Sure enough, $I_1$ breaks down because of division by zero. But what about $n=2$? And why can't $n=0$ be a base-case? Or even $n=-1$ etc.?
Finally: How do I know for sure it will actually work with all $n\ge3$?
On
As the comments are pointing out, it actually does work for $n=2$.
To see why certain values of $n$ are excluded, you have to look at how the formula is proven. Probably the formula is proven by integration by parts. We have $$ \int \sec^n(x)dx = \int\sec^2(x)\sec^{n-2}(x)dx = \tan(x)\sec^{n-2}(x) - \int\tan (x)\frac{d\sec^{n-2}(x)}{dx}dx $$ . The derivative of $\sec^{n-2}(x) = (\sec(x))^{n-2}$ is $(n-2)\sec^{n-3}(x)\sec(x)\tan(x)$ .
Plugging this in gives
$$ \int \sec^n(x)dx = \tan(x)\sec^{n-2}(x) - (n-2)\int\tan^2 (x)\sec^{n-2}(x)dx $$
Now we use the identity $\tan^2(x) = \sec^2(x) - 1$ to make this
$$ \int \sec^n(x)dx = \tan(x)\sec^{n-2}(x) - (n-2)\int\sec^{n}(x)dx + (n-2)\int\sec^{n-2}(x)dx $$ or $$I_n = \tan(x)\sec^{n-2}(x) - (n-2)I_n + (n-2)I_{n-2}$$
Adding $(n-2)I_{n}$ to both sides gives
$$(n-1)I_n = \tan(x)\sec^{n-2}(x) + (n-2)I_{n-2}$$
Now we get the formula by dividing by $n-1$ -- which we can do for any value of $n$, except $n=1$. (And, of course, I've dropped the $+C$ throughout, but it belongs too.)
So, to answer your question: $n=1$ is special because the division-by-$n-1$ step in the proof won't be possible.

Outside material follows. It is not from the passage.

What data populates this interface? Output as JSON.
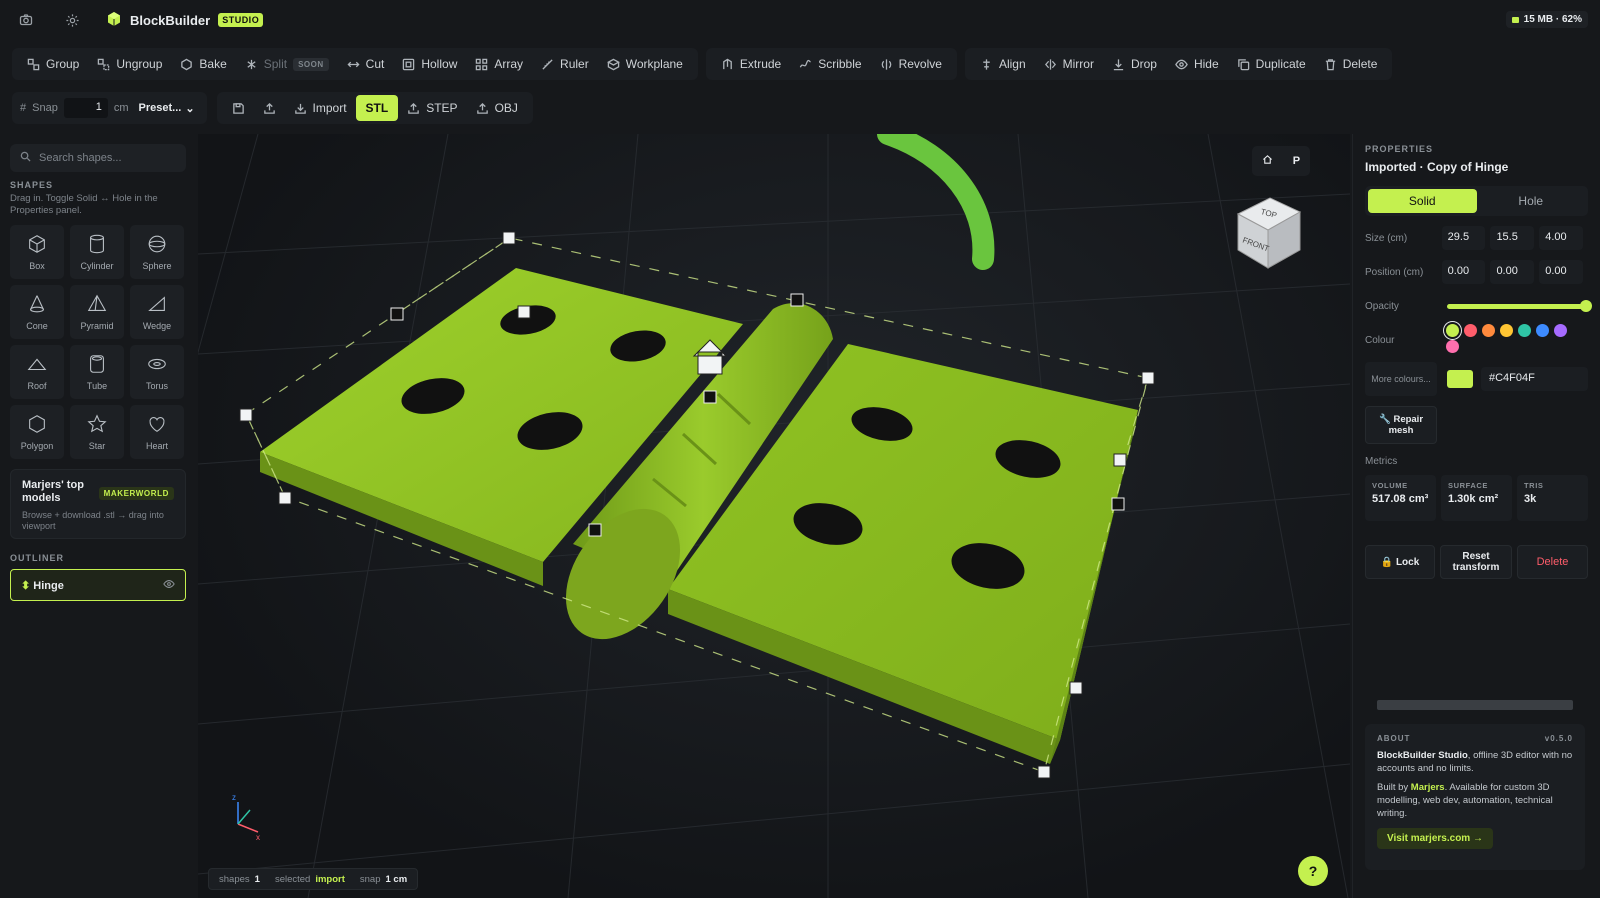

Consider the beginning of the derivation:
$$\int \sec^n(x) dx = \int \sec(x)^{n-2} \sec(x)^2 dx = \sec(x)^{n-2} \tan(x) - \int (n-2) \sec(x)^{n-2} \tan(x)^2 dx.$$
In the case $n=1$, this is true but it is not useful, because you get the same multiple of $I_1$ on the right side as you already had, so you can't isolate $I_1$. You just get the trivial equation $I_1=I_1$.
In the case $n=2$, this technically works (the second term is just zero). But it only works because you've already used the answer in taking the first step (you had to integrate $\sec(x)^2$ to do the integration by parts in the first place). So it doesn't make sense to think of it as part of the recursion for even $n$, instead it is the base case of the recursion for even $n$.